金融商品取引法(昭和23年法律第25号)(抄)

(禁止行為)

第三十八条 金融商品取引業者等又はその役員若しくは使用人は、次に掲げる行為をしてはならない。ただし、第四号から第六号までに掲げる行為にあつては、投資者の保護に欠け、取引の公正を害し、又は金融商品取引業の信用を失墜させるおそれのないものとして内閣府令で定めるものを除く。

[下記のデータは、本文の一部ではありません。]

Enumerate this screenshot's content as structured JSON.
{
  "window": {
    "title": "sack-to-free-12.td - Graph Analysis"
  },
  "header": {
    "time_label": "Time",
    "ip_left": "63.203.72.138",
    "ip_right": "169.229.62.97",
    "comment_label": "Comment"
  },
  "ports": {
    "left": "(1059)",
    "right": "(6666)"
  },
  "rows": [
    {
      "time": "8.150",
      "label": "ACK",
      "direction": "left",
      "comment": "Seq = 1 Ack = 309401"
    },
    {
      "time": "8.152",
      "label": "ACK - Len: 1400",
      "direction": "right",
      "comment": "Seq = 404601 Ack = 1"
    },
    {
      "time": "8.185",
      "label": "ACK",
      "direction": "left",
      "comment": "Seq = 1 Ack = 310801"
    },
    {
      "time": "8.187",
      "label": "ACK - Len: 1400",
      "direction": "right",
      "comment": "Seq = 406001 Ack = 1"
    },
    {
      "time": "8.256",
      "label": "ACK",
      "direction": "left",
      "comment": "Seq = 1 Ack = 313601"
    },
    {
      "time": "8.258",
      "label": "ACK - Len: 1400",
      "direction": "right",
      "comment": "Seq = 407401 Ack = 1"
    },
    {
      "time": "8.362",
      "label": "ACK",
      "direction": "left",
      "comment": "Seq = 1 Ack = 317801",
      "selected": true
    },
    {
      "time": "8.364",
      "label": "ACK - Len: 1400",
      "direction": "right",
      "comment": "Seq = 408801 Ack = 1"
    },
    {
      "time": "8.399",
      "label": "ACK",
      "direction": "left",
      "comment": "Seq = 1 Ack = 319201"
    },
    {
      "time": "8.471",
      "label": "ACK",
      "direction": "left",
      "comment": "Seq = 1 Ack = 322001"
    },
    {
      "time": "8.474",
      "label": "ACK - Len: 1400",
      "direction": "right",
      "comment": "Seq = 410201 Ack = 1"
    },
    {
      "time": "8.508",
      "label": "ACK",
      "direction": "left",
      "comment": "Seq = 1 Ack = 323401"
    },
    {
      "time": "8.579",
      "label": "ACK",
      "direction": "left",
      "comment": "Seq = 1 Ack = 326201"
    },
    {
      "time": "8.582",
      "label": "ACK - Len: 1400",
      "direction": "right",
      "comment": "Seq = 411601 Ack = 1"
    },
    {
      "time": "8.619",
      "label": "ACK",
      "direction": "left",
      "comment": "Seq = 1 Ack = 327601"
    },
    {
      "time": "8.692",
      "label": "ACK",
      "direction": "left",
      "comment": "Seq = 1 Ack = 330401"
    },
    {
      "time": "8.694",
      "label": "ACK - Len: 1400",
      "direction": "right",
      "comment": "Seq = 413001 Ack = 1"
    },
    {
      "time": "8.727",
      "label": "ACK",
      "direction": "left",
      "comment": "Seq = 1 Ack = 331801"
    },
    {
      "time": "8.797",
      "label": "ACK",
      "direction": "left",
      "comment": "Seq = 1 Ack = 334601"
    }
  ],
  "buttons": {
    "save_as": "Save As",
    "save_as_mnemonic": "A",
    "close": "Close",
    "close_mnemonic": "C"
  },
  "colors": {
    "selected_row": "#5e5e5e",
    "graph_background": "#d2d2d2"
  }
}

一 金融商品取引契約の締結又はその勧誘に関して、顧客に対し虚偽のことを告げる行為

(以下、略)

(分別管理が確保されていない場合の売買等の禁止)

第四十条の三 金融商品取引業者等は、第二条第二項第五号若しくは第六号に掲げる権利又は同条第一項第二十一号に掲げる有価証券(政令で定めるものに限る。)若しくは同条第二項第七号に掲げる権利(政令で定めるものに限る。)については、当該権利又は有価証券に関し出資され、又は拠出された金銭(これに類するものとして政令で定めるものを含む。以下この条において同じ。)が、当該金銭を充てて行われる事業を行う者の固有財産その他当該者の行う他の事業に係る財産と分別して管理することが当該権利又は有価証券に係る契約その他の法律行為において確保されているものとして内閣府令で定めるものでなければ、第二条第八項第一号、第二号又は第七号から第九号までに掲げる行為を行つてはならない。

(金融商品取引業者に対する監督上の処分)

第五十二条 内閣総理大臣は、金融商品取引業者が次の各号のいずれかに該当する場合においては、当該金融商品取引業者の第二十九条の登録を取り消し、第三十条第一項の認可を取り消し、又は六月以内の期間を定めて業務の全部若しくは一部の停止を命ずることができる。

一から五 (略)

六 金融商品取引業又はこれに付随する業務に関し法令(第四十六条の六第二項を除く。)又は法令に基づいてする行政官庁の処分に違反したとき。

七及び八 (略)

九 金融商品取引業に関し、不正又は著しく不当な行為をした場合において、その情状が特に重いとき。